Tandis que je prononçais ces mots, Camille se mettait dans une position de vaincue. La tête et les yeux baissés, elle comprenait bien que je ne plaisantais pas. Bien sûr, je ne comptais pas rentrer, juste lui donner une leçon de respect. Ma grande sœur ne disait pas un mot durant la petite heure que dura notre trajet vers la maison de Guillaume. Aussitôt rentrées, nous nous assîmes toutes deux à la grande table (eux avaient déjà pris leur repas), et la mère de famille nous servi la soupe et le pain. Dès que la femme fut partie, les trois petites filles bien curieuses vinrent à notre rencontre : « Comment vous appelez vous ?» ; « d'où venez-vous ?» Ou encore, ma sœur eut le droit à « quel âge avez-vous ? » Par la benjamine.

Entre deux bouchées de pain, nous leur rendîmes leurs questions. La plus petite, Fanchon, n'avait que trois ans ''et demi'', comme elle aimait rajouter pour signifier qu'elle fêterait prochainement ses quatre ans, la cadette, Jeanne, avait six ans et Mathilde, la grande, était âgée de huit ans. Les trois charmantes fillettes furent bientôt rappelées par leur mère pour un motif inconnu, et nous ne les revîmes plus. Une heure plus tard, nous chargeâmes nos malles dans la voiture avant de retourner voir la mer une dernière fois.

Nous dîmes adieu à la maison Océane, remerciâmes la mère de famille pour son hospitalité et partîmes saluer une dernière fois la mer.
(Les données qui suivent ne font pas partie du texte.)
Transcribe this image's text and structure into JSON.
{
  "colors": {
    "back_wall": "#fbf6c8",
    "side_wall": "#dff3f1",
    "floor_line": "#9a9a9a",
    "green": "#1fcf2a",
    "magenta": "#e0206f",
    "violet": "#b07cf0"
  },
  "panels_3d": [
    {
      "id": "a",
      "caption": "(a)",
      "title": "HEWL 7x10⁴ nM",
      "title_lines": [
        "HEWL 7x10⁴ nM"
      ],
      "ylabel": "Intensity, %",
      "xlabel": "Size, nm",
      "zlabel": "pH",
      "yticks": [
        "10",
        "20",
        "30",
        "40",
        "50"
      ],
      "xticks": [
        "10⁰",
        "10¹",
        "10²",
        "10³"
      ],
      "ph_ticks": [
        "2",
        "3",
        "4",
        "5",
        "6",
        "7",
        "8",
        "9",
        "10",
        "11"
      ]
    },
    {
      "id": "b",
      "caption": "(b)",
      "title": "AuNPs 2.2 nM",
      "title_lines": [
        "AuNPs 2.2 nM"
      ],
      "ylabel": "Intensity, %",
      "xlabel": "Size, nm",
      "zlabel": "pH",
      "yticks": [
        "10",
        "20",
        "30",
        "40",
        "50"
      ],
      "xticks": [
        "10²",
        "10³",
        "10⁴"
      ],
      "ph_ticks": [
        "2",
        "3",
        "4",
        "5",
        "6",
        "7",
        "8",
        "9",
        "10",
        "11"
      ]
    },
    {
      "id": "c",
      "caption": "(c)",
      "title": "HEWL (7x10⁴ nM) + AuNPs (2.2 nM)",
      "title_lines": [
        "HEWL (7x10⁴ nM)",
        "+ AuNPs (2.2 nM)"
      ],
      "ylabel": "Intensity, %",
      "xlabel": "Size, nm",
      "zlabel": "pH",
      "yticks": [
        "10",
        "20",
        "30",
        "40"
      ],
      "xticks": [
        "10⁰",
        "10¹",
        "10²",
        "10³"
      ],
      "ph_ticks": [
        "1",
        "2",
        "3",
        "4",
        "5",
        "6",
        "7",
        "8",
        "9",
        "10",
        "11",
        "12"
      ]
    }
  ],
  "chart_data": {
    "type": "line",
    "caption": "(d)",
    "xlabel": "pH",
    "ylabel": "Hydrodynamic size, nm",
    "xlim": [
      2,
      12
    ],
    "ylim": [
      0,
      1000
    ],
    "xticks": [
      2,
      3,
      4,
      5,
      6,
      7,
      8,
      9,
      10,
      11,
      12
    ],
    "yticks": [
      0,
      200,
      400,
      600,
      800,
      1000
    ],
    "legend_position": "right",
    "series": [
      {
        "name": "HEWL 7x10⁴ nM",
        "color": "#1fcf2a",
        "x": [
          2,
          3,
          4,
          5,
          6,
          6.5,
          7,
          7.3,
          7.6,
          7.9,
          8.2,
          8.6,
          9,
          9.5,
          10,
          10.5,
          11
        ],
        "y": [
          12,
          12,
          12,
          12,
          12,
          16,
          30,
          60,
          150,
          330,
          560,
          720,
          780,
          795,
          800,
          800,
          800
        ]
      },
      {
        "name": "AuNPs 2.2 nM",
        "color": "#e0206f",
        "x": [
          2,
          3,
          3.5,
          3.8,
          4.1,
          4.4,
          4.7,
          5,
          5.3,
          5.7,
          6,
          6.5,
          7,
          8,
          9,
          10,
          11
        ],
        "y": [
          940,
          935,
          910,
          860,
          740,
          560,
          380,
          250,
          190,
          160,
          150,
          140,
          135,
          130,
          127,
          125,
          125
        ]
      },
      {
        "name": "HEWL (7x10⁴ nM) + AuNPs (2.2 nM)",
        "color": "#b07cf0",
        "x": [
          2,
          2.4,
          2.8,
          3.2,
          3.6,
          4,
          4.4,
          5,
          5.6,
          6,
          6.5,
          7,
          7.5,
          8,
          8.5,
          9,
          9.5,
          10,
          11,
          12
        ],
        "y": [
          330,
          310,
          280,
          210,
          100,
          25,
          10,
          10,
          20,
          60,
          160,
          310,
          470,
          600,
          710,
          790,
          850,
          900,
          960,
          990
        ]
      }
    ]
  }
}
Elle me parut encore plus belle, encore plus mystérieuse que le matin même, et le temps auprès d'elle passa bien trop vite selon moi. Quand seize heures sonnèrent au clocher de l'église, nous reprîmes avec regret le chemin de Paris. Le temps fut clément sur le trajet du retour, mais nous dûmes tout de même nous arrêter souvent pour nourrir, abreuver les chevaux et par deux fois, remettre un fer décloué à un des animaux. Je profitais du soleil, confortablement assise sur le siège surélevé du cocher, puis quand le soleil baissa d'intensité, nous nous arrêtâmes dans une auberge pour passer la nuit, il était bien trop dangereux de rouler une fois le jour disparu, d'abord la visibilité n'existait que grâce à la lune, puis les brigands présents en grand nombre au bord des routes n'hésitaient pas à piller les voitures et violer les femmes.